The 3 companies have allowed ad company, Phorm, to access customers browsing records in order to serve relevant ads to any website publisher wishing to join the scheme. The proceeds would then be shared between Phorm, the 3 Internet providers and the website publisher.
From the article:
A marketer that wants to reach wealthy golfers, for instance, would not have to restrict itself to advertising on golf sites. Because the ad system would track golfers’ Web habits, it could follow them to other sites and show them golf-related ads there, too.
Queue Homer-esque response, “ewwwwww”!
OK, I have mixed feelings about this. As a website owner, SEO and marketing professional having revenue and advertising alternatives is pretty good, but I really don’t know how comfortable I am being tracked at that level. Although the article does say that customers of the ISPs involved will be able to opt out of the scheme (and will only be tracked by unique ID and not personal information), it still doesn’t sit very well with me.
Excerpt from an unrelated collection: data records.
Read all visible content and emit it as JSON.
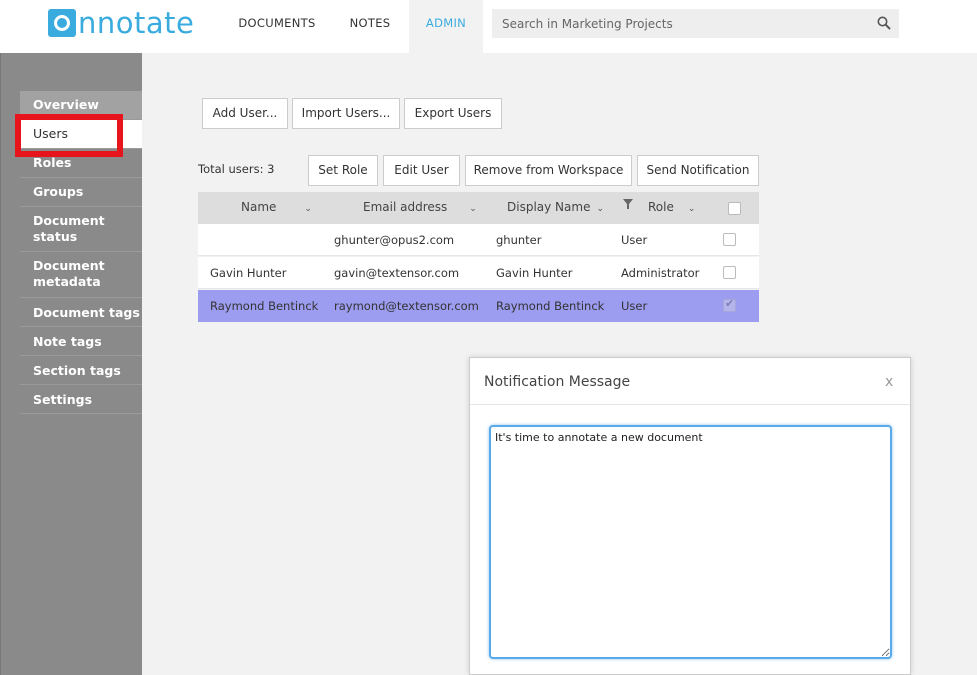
{
  "header": {
    "logo_rest": "nnotate",
    "tabs": [
      {
        "label": "DOCUMENTS",
        "active": false
      },
      {
        "label": "NOTES",
        "active": false
      },
      {
        "label": "ADMIN",
        "active": true
      }
    ],
    "search_placeholder": "Search in Marketing Projects"
  },
  "sidebar": {
    "items": [
      {
        "label": "Overview"
      },
      {
        "label": "Users",
        "active": true
      },
      {
        "label": "Roles"
      },
      {
        "label": "Groups"
      },
      {
        "label": "Document status"
      },
      {
        "label": "Document metadata"
      },
      {
        "label": "Document tags"
      },
      {
        "label": "Note tags"
      },
      {
        "label": "Section tags"
      },
      {
        "label": "Settings"
      }
    ]
  },
  "toolbar": {
    "add_users": "Add User...",
    "import_users": "Import Users...",
    "export_users": "Export Users",
    "total_users": "Total users: 3",
    "set_role": "Set Role",
    "edit_user": "Edit User",
    "remove_from_workspace": "Remove from Workspace",
    "send_notification": "Send Notification"
  },
  "table": {
    "columns": [
      "Name",
      "Email address",
      "Display Name",
      "Role"
    ],
    "rows": [
      {
        "name": "",
        "email": "ghunter@opus2.com",
        "display_name": "ghunter",
        "role": "User",
        "checked": false,
        "selected": false
      },
      {
        "name": "Gavin Hunter",
        "email": "gavin@textensor.com",
        "display_name": "Gavin Hunter",
        "role": "Administrator",
        "checked": false,
        "selected": false
      },
      {
        "name": "Raymond Bentinck",
        "email": "raymond@textensor.com",
        "display_name": "Raymond Bentinck",
        "role": "User",
        "checked": true,
        "selected": true
      }
    ]
  },
  "modal": {
    "title": "Notification Message",
    "close_label": "x",
    "message": "It's time to annotate a new document"
  },
  "colors": {
    "brand": "#3aabdf",
    "selected_row": "#9c9cf0",
    "highlight": "#e8141c"
  }
}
Esther Dyson (tech analyst and investor) noted;
Bombarding consumers with more and more ads, even “relevant” ones, risks sending them to social networking services and other places on the Internet where advertisers find it harder to reach them.
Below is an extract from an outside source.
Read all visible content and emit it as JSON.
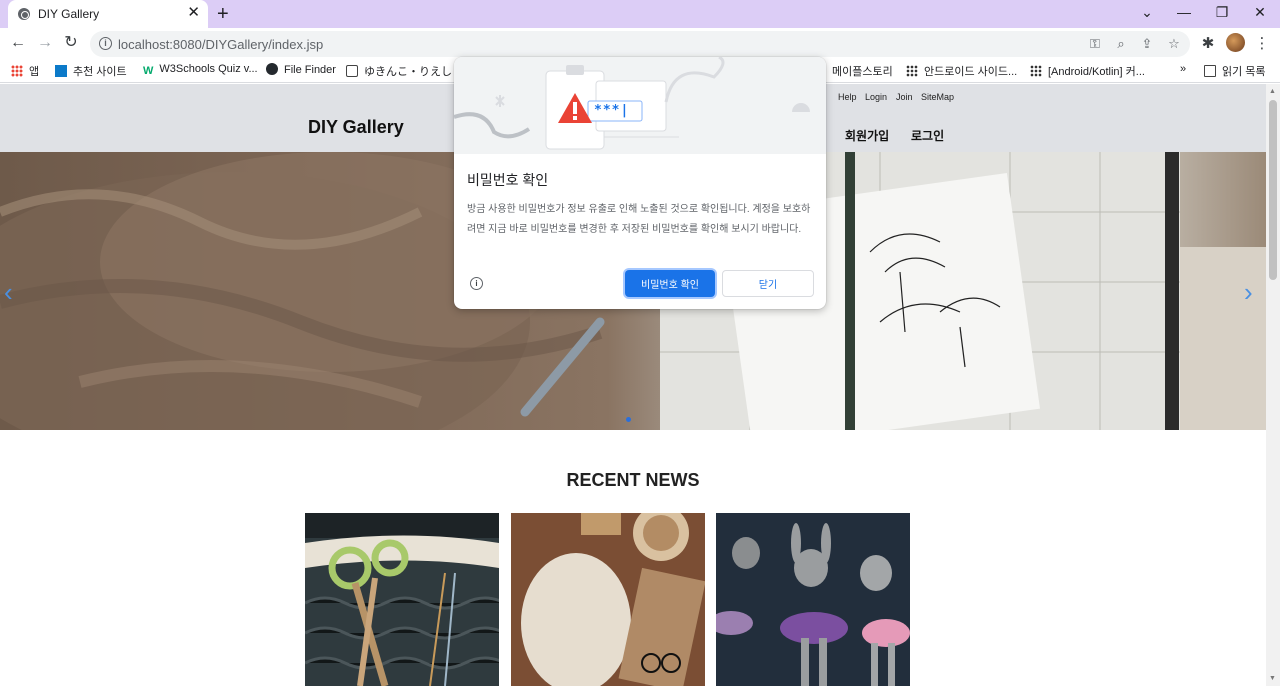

That’s a fair point to a certain degree, although I think if Esther had more knowledge of the SEM industry she might consider whether or not social network traffic is that hard to reach for advertisers.
Small guy might be missing out here
Just going through the signup process at Phorm, I see they start their publisher info request form with traffic details - smallest on the list is 500k - 1 million - so it would seem they are targeting higher traffic sites or possibly networks. I sent in an enquiry and will post back with some info when it arrives.
The demo seems quite interesting from an advertising point of view though. The example given on the Phorm site explains the process for advertisers. You can for example, choose to display ads for a Paris hotel only to users who had browsed French travel sites using the keywords “France” and “Paris” (on page), at least 3 times in the past 30 minutes.
That opens up a world of options for advertisers - instead of customising a few campaigns with vague targeting on Adwords, you can customise entire campaigns to target users at different stages of the decision making process. Frequent browsing could equate to a greater intent to buy - therefore you can target your juicy sales pages to these people. On the other hand, infrequent browsing could indicate an interest in a new area, allowing you to target more subtle, informational pages at potentially new customers.
It also means we could target different types of customers who are looking for the same service. A potential new client with no previous SEO services and an existing client of a competitor looking to change supplier could very well browse different types of sites, looking for different types of information - why not tailor campaigns specifically to each customer type?
However, the one constraint with a system like this is scope. They have the technology to run the system on - they have the user data to sell to advertisers - do they have the content network to justify such a large remit? That’s where small website publishers could really make or break the campaign.
Last note on this - one cool feature is that publishers can dictate a threshold fee for their ad real estate (i.e. a minimum price advertisers pay to advertise on the site). I like the sound of that.
Any thoughts on either being able to track and market users at this level, or being tracked and marketed to like this?